- 27 Ağustos 2025
AVRUPA BİRLİĞİ VE İSLAM İŞBİRLİĞİ TEŞKİLATI: NE UMULDU? NE BULUNDU?
Ülkemizde Müslümanlığın ortak üst kimlik olarak kabul edilmesi gibi zararlı bir yanılsama pompalanmaya başlandı.
Bu bana Soğuk Savaş sonrasında Avrupa’da pompalanan ulus devlet karşıtı söylemleri anımsatıyor.
Aslında Avrupa Topluluğu’nun Birliğe geçişinin ana amaçları, Batı Avrupa’daki birliği sağlamak ve Orta ve Doğu Avrupa ile Balkanları ekonomik olarak sömürmek ve Batı Dünyasına entegre etmekti.
Bir birlik veya ittifakın gayesi siyasi ve ekonomiktir; ancak halkların desteğini kazanmak veya en azından rızasını alabilmek için birleştirici bağ ve ortak değerlere ihtiyaç vardır.
Batı’nın daha önce bu konuda yaratmış olduğu söylem, SSCB’nin işgali ve komünizm tehditiydi.

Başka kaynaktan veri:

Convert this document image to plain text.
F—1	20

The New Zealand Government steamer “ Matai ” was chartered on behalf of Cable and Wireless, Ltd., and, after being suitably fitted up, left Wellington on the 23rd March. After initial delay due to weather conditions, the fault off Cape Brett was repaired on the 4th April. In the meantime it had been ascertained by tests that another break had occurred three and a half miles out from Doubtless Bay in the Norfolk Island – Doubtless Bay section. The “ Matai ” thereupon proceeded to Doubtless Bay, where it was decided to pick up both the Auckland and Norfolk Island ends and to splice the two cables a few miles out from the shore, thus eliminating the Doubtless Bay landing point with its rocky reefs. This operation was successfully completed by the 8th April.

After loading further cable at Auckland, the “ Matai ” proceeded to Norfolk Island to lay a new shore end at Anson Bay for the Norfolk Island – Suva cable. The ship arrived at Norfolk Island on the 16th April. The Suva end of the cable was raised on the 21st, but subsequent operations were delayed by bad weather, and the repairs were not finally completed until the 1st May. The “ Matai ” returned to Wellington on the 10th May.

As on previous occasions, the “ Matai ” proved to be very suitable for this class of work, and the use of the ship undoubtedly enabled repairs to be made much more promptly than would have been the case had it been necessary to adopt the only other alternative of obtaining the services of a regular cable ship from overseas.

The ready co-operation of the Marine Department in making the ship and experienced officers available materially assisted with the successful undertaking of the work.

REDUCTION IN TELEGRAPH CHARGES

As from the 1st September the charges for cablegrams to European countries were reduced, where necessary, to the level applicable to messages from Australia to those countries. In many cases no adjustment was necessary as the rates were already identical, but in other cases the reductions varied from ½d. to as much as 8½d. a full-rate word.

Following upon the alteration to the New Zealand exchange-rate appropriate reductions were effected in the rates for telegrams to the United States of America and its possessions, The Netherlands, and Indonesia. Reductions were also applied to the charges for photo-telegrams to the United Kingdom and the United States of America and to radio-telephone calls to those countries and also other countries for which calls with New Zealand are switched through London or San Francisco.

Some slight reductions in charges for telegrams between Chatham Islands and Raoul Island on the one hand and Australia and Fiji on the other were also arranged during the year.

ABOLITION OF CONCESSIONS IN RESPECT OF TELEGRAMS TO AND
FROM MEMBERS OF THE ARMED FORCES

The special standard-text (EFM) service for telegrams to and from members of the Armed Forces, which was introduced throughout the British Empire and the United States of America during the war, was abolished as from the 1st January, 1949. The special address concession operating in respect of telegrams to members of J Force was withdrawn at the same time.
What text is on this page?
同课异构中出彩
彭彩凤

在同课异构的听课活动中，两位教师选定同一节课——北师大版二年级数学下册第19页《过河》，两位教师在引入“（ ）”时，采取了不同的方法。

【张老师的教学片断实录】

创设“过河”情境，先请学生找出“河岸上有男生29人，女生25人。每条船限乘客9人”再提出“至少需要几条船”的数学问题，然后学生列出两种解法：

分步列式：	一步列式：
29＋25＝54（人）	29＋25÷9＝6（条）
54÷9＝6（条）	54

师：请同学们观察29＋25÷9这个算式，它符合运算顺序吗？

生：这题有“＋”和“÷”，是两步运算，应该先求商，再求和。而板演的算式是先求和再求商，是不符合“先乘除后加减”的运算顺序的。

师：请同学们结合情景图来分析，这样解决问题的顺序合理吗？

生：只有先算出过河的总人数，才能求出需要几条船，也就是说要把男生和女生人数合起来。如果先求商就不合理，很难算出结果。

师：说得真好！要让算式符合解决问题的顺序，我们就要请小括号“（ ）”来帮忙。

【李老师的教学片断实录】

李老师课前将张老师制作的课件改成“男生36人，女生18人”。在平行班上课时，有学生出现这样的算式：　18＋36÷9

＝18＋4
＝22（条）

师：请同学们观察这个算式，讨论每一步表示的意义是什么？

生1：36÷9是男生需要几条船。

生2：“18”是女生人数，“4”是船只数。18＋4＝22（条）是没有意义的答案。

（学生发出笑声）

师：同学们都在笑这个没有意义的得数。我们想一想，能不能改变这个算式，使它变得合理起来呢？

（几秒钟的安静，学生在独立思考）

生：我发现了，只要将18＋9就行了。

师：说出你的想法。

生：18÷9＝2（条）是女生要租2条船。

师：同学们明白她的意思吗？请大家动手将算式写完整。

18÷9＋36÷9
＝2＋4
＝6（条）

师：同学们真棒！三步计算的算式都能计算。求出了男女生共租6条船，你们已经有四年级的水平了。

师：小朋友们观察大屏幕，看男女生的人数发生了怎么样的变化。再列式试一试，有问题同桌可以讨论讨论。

SSCB’nin dağılması ve komünizmin alternatif ideoloji olmaktan çıkması sonucunda AB için birleştirici bağ ve ortak düşman konusunda yeni bir kaynak bulmak gerekiyordu.
Ortak ve birleştirici bağ olarak Hristiyanlık, Roma ve Yunan kültürü öne sürüldü.
Komünizmin yarattığı ideolojik boşluğun doldurulması gerekiyordu; düşman olarak İslam seçildi. İslam ülkelerinin iç dinamikleri de buna uygundu.
AB, zaman içinde bazı Orta ve Doğu Avrupa ülkeleri ile bazı Balkan ülkelerini amiyane deyimle yuttu, ulus devlet yapılarını ciddi derecede zayıflattı.
Ancak Hristiyanlık ile Roma ve Yunan medeniyeti çimentosu tutmadı.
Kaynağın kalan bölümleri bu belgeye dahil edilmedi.